Thank you to all who reached out with prayers and kindness over the loss of my cousin. It was very kind and I appreciate it very much. It made me think of how people have responded to the various losses that I have had in my adult life, both the expected (parents) and the tragic (teenage son), and what was helpful and what wasn’t.
I have been asked to write and speak about this subject a few times, but I would like to share my thoughts here in case any of my readers find themselves in a situation where someone they know or care for is in deep grief and they are feeling helpless to alleviate their pain.
Before we begin, we must realize that you can’t help their grief, time will tell when they can start moving forward again. What you can do is make it easier for them to grieve and hopefully, these practical suggestions will make it easier for you to provide that space and time.
Go to the wake or funeral, ideally both. Show up. Showing up means the world to those who grieve. Even if you only stay a few minutes to drop off a card or some flowers it’s important. It shows you cared. Attending a funeral Mass is also a great gift to a mourning family and if you are Catholic it is a corporal work of mercy to pray for the dead.
Offer specific help.
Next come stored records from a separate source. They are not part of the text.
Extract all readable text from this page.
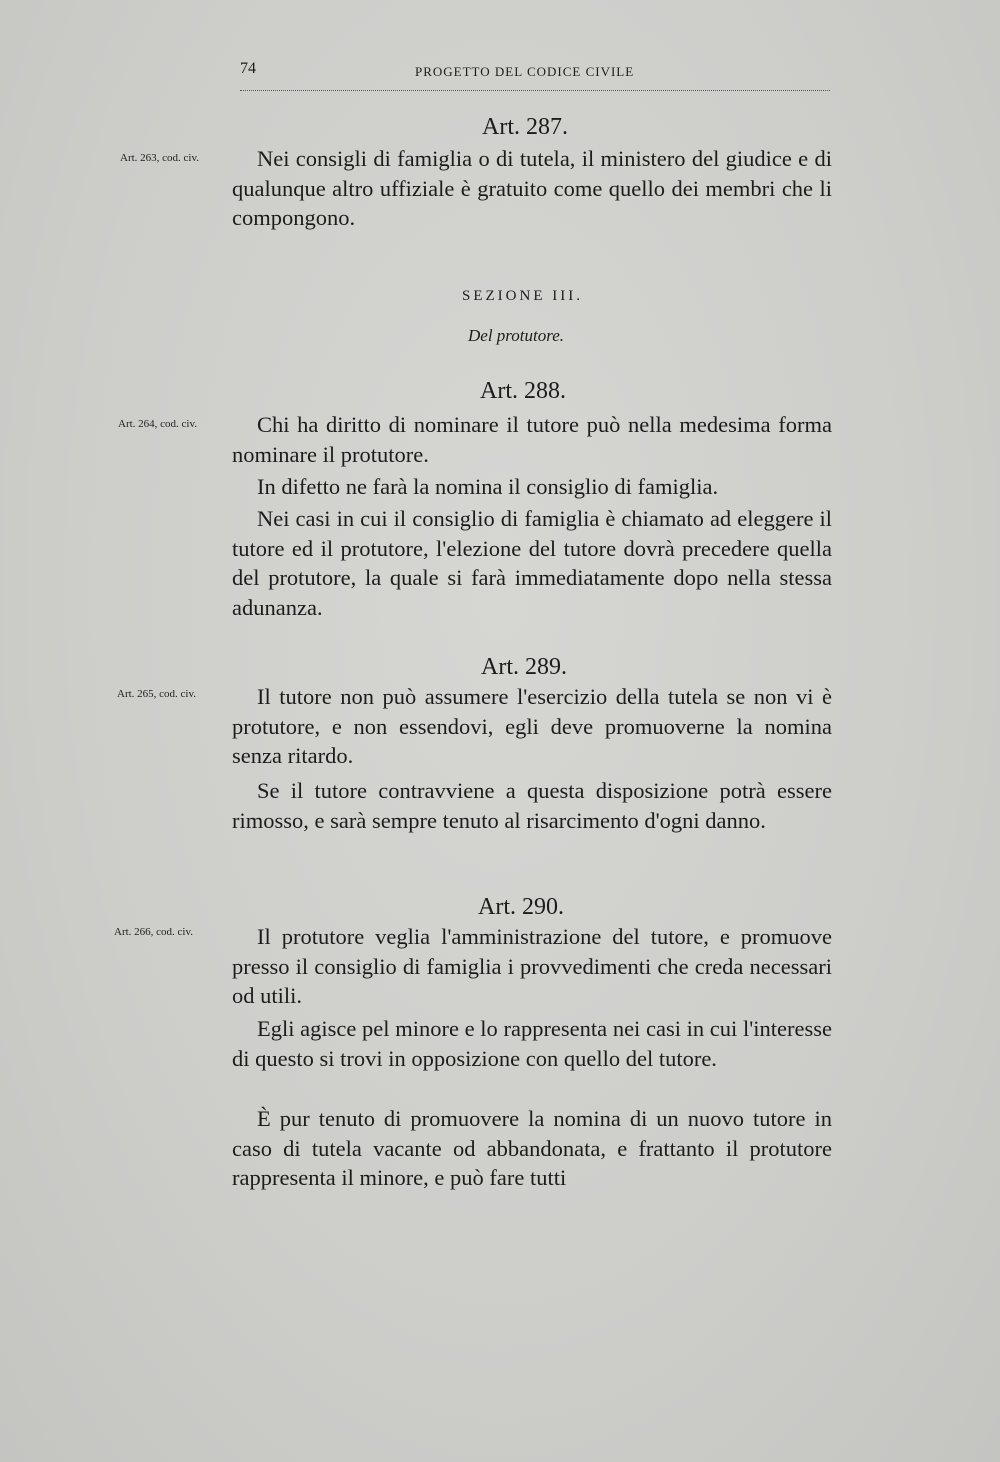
74	PROGETTO DEL CODICE CIVILE
Art. 287.
Art. 263, cod. civ.	Nei consigli di famiglia o di tutela, il ministero del giudice e di qualunque altro uffiziale è gratuito come quello dei membri che li compongono.

SEZIONE III.
Del protutore.
Art. 288.
Art. 264, cod. civ.	Chi ha diritto di nominare il tutore può nella medesima forma nominare il protutore.

In difetto ne farà la nomina il consiglio di famiglia.

Nei casi in cui il consiglio di famiglia è chiamato ad eleggere il tutore ed il protutore, l'elezione del tutore dovrà precedere quella del protutore, la quale si farà immediatamente dopo nella stessa adunanza.

Art. 289.
Art. 265, cod. civ.	Il tutore non può assumere l'esercizio della tutela se non vi è protutore, e non essendovi, egli deve promuoverne la nomina senza ritardo.

Se il tutore contravviene a questa disposizione potrà essere rimosso, e sarà sempre tenuto al risarcimento d'ogni danno.

Art. 290.
Art. 266, cod. civ.	Il protutore veglia l'amministrazione del tutore, e promuove presso il consiglio di famiglia i provvedimenti che creda necessari od utili.

Egli agisce pel minore e lo rappresenta nei casi in cui l'interesse di questo si trovi in opposizione con quello del tutore.

È pur tenuto di promuovere la nomina di un nuovo tutore in caso di tutela vacante od abbandonata, e frattanto il protutore rappresenta il minore, e può fare tutti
Offer to swing by and write thank you notes, cook meals, provide childcare—anything you can do. Vague offers of “call me if you need anything” will likely not be taken up.
Don’t fall back on clichés. “It all happens for a reason,” or “He is in a better place,” may be well-meaning but are not helpful and can be hurtful. Just say, “I’m sorry for your loss,” and mean it. When my son died someone said, “at least you have other children” which I am sure was meant to be comforting but was a tone-deaf thing to hear, as if they were interchangeable.
Praying for and with a grieving person is part of the process. Have a Mass said, (attending Mass being said for your loved one is a great comfort) send a spiritual bouquet, or offer to come and pray a Rosary with them or to take them to Mass. Shoot them a text and tell them you said a prayer for them.
Don’t forget that grief is still horrible even after the funeral is over. Remember that everyday moments will still be hard and patience and compassion may be needed for a long time.
Find a good bereavement program and offer to drive. Your local diocese can be very helpful with this, and they often have programs themselves. Community centers and libraries also have these kinds of programs.
Organize some kind of memorial for the deceased. There is a park bench at the baseball field where my son played that has a plaque with his name on it. His special education league organized a dedication ceremony, and the memorial means the world to my family.
Don’t be offended if phone calls or texts go unanswered. These communications can seem overwhelming to a bereaved person, so just keep in touch and know your concern is appreciated. They will reach out when it feels right.
Use your special talents to comfort the family. Crocheting a prayer shawl, creating a scrapbook, sharing some framed photos, or beading a rosary—all of these things can be a beautiful tribute to the person who is gone. My family received many such gifts, and we treasure them all.
Talk about the person who is gone. This is so important. A great fear is that our loved ones will be forgotten, so don’t feel funny about sharing a story or asking about their loved one. Even if it brings some tears, knowing that person is remembered feels good. After the funeral luncheon last week my two cousins (her sisters) and I sat around with a bottle of wine and shared memories of our childhood adventures. Our children listened and laughed along with us, many stories they had never heard and it was good for all of us.
These suggestions come from me as a Catholic so they are focused on those traditions however if your grieving person is of another faith tradition make sure you check with someone about respectfully observing their traditions. Most of these suggestions will hold with all practices but there will be differences. For example, people of the Jewish faith sit shiva for a time after a funeral and it is considered a kindness to arrive with some offering of food. Be sure you are tuned in to what is appropriate.
Let me know in the comments if you have any suggestions I did not, I would be grateful.